Mercoledì 1 dicembre 2010, infatti, Benedetto XVI ha benedetto due maxitele realizzate a L’Aquila da
artisti abruzzesi sotto la tenda messa a disposizione della Croce Rossa Italiana nel campo di CentiColella, subito dopo il sisma. L’artista Anna Seccia ha inoltre donato al Papa, per ringraziarlo, una
copia delle due maxitele e una sua opera pittorica realizzata per l’occasione. Le due tele sono nate a
cavallo tra giugno-luglio 2009, grazie al progetto Aquilabruzzo Tendatelier ideato e promosso proprio
da Anna Seccia, sostenuto dell’Associazione Kaleidos e da Sfera design di Pescara, insieme ad Antonio
Gasbarrini ed all’associazione Angelus Novus. Sono stati 18[vi] gli artisti di tutte e quattro le province
abruzzesi, a cimentarsi nella grande opera collettiva dal titolo “Soqquadri” delle dimensioni di m. 10 x
2,20. Una seconda opera, dal titolo ”Globalaquilart”, delle medesime dimensioni, è stata realizzata con
l’happening in progress della Seccia che ha visto coinvolti 332 residenti di tutte le età del Campo
Centi-Colella, attraverso un lavoro di arte relazionale partecipativa de “La Stanza del colore”.
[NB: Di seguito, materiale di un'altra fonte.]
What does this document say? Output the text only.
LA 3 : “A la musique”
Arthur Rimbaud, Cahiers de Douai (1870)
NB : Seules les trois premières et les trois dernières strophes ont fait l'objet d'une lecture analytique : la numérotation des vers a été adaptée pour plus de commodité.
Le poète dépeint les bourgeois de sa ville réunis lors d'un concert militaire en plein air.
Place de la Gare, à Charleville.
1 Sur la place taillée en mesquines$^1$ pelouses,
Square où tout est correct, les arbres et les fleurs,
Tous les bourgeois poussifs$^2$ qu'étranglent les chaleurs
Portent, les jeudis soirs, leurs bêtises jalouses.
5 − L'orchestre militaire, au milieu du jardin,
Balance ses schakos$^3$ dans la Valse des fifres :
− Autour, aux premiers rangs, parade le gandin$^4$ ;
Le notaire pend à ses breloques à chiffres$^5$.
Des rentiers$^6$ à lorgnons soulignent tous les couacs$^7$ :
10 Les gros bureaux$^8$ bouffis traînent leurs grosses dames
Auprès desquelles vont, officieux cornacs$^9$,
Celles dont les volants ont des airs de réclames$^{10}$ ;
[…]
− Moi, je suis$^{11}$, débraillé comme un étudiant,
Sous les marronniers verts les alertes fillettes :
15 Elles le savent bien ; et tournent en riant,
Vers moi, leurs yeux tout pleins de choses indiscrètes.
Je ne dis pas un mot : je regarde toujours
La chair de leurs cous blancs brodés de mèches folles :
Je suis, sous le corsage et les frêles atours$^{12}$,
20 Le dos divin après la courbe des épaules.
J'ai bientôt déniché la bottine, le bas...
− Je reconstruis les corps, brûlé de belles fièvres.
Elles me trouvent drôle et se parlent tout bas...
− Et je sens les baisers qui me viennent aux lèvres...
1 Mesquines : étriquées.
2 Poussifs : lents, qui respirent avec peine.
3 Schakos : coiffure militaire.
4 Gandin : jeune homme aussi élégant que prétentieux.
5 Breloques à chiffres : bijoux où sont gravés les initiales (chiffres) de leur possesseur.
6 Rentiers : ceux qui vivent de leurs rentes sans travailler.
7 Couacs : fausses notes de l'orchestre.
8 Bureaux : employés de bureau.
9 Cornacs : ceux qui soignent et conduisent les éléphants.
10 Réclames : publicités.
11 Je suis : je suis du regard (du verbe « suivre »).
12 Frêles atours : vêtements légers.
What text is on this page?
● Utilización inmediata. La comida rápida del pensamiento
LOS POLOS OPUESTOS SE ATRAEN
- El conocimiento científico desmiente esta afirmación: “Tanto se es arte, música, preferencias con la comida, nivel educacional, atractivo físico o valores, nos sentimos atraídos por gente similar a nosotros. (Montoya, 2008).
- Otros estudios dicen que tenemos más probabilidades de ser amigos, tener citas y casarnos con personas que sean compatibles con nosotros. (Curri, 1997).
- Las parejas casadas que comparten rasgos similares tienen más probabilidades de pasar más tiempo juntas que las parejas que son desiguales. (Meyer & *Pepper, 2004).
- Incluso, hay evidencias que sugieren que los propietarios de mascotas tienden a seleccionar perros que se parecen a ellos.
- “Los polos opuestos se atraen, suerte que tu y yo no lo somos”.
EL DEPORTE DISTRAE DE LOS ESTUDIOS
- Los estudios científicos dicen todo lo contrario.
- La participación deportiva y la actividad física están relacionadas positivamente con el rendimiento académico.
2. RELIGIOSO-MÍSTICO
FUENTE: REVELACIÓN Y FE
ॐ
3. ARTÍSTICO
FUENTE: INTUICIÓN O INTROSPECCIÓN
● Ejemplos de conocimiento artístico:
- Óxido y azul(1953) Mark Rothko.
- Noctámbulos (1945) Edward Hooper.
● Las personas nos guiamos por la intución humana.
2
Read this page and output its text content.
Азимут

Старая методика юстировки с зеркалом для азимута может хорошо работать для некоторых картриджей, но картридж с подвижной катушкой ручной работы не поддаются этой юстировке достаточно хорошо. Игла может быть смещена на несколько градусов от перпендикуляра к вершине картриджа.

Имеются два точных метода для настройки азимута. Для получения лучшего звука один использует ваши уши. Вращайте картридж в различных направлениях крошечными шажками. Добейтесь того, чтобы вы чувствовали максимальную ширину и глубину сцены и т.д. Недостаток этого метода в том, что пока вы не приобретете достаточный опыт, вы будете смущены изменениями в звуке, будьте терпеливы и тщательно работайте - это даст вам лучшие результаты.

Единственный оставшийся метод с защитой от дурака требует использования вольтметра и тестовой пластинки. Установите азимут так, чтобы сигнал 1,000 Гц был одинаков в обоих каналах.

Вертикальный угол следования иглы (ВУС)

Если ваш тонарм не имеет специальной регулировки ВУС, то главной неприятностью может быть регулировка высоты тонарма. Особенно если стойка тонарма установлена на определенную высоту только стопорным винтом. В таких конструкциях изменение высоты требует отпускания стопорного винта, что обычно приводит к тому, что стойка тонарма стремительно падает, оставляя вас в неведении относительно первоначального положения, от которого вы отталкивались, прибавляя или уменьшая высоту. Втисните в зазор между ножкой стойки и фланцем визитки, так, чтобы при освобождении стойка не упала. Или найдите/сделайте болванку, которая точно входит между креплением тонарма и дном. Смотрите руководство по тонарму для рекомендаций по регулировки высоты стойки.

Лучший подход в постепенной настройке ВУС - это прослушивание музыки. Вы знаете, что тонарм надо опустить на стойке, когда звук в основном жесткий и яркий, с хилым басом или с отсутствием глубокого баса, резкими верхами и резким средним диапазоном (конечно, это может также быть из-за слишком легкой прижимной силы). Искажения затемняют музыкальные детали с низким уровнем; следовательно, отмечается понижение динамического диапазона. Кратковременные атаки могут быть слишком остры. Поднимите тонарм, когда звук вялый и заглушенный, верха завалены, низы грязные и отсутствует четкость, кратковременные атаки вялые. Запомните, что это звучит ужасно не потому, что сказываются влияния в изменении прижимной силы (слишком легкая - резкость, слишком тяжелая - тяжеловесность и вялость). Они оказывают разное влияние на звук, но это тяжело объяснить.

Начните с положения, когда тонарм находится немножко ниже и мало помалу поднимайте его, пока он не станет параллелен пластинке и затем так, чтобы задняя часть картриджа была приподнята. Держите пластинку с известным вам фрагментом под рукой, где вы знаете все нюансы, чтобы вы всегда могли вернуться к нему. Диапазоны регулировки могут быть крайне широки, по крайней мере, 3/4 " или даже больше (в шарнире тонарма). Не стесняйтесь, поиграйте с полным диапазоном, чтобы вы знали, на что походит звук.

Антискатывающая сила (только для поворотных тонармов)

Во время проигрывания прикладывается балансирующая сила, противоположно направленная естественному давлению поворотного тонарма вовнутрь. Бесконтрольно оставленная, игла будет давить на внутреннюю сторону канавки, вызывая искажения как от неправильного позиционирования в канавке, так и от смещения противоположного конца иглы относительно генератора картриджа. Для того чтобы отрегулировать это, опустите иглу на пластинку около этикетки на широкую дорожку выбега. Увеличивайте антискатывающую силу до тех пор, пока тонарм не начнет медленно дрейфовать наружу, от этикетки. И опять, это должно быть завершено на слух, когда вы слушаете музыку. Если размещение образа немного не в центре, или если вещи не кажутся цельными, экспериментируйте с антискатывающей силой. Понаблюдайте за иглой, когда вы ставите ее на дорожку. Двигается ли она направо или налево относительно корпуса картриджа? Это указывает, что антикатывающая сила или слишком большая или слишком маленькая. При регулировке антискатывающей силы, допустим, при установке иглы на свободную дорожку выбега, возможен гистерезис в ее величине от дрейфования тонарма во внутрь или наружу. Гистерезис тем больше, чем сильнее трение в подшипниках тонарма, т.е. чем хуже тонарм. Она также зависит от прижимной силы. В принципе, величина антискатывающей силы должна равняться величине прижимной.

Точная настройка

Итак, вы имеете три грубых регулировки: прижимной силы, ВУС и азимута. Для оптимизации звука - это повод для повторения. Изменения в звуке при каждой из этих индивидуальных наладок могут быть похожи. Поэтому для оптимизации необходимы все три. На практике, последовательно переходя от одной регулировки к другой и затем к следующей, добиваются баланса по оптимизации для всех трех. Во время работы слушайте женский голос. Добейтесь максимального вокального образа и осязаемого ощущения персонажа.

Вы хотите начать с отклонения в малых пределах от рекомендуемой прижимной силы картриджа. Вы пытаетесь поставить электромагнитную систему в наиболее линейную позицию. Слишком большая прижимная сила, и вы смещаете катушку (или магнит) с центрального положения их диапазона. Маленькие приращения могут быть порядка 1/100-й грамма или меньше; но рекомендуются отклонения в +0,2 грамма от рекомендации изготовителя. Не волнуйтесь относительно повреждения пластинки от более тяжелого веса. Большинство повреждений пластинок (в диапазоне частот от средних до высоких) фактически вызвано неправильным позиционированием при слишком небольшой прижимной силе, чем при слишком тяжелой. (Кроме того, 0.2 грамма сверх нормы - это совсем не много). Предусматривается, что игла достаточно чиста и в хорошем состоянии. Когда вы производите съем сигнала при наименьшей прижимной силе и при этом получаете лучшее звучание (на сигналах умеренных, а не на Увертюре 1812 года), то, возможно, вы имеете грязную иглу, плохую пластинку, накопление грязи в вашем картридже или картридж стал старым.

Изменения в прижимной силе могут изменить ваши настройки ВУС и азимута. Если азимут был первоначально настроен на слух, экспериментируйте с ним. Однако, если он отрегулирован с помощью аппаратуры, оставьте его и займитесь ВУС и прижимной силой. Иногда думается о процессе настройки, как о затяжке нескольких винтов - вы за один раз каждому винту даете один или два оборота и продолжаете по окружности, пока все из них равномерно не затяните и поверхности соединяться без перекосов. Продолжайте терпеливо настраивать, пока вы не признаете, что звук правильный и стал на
Gasbarrini, nel J’accuse spiega che le caselle lasciate bianche, sulle tele, sarebbero dovute essere
occupate dalle firme dei Capi di Stato, presenti all’Aquila per il G8 e che quelle stesse caselle sono,
tutt’ora, vuote.
Tuttavia, per la testimonianza storica e simbolica delle quali le opere sono portatrici, l’Associazione
Kaleidos, insieme ad Angelus Novus, farà in modo di promuoverle attraverso mostre itineranti in tutta
la penisola e in Europa. I lavori saranno, inoltre, messi all’asta per procurare fondi per il sogno della
rinascita culturale aquilana… E così continua la storia di questa catastrofe, nelle parole e negli sguardi
di chi ricorda e di chi vuol dimenticare. La storia, una delle tante, dei figli di questo “peso morto” che
da troppo tempo vive con il cuore ferito e che, nonostante tutto, non si arrende.
[i] Antonio Gasbarrini, in J’accuse!!! Il terremoto aquilano, la città fantasma & l’inverecondo imbroglio mediatico del
sig.b., pag.72.
[ii] Pino Bertelli, ivi, pag. 27.
[iii][iii]Gasbarrini, ivi, pag 54
[iv] Ivi, pag 57
[v] Per maggiori approfondimenti leggi l’articolo di Giusy Pitari “Il dramma dell’Aquila a 21 mesi dal sisma”, su
www.informarexresistere.fr
[vi] S. Arduini, D. Colantoni, M. Costantini, G. Costanzo, G. Cotellessa, S. Cutuli, F. Di Lizio, B. Di Pietro, S. Ianni, M.
Meralangelo, S. Meralangelo, G. Minedi, A. Paolinelli, A. Pelliccione, M. Pesce, A. Seccia, A. Spinogatti, C. Volpicella.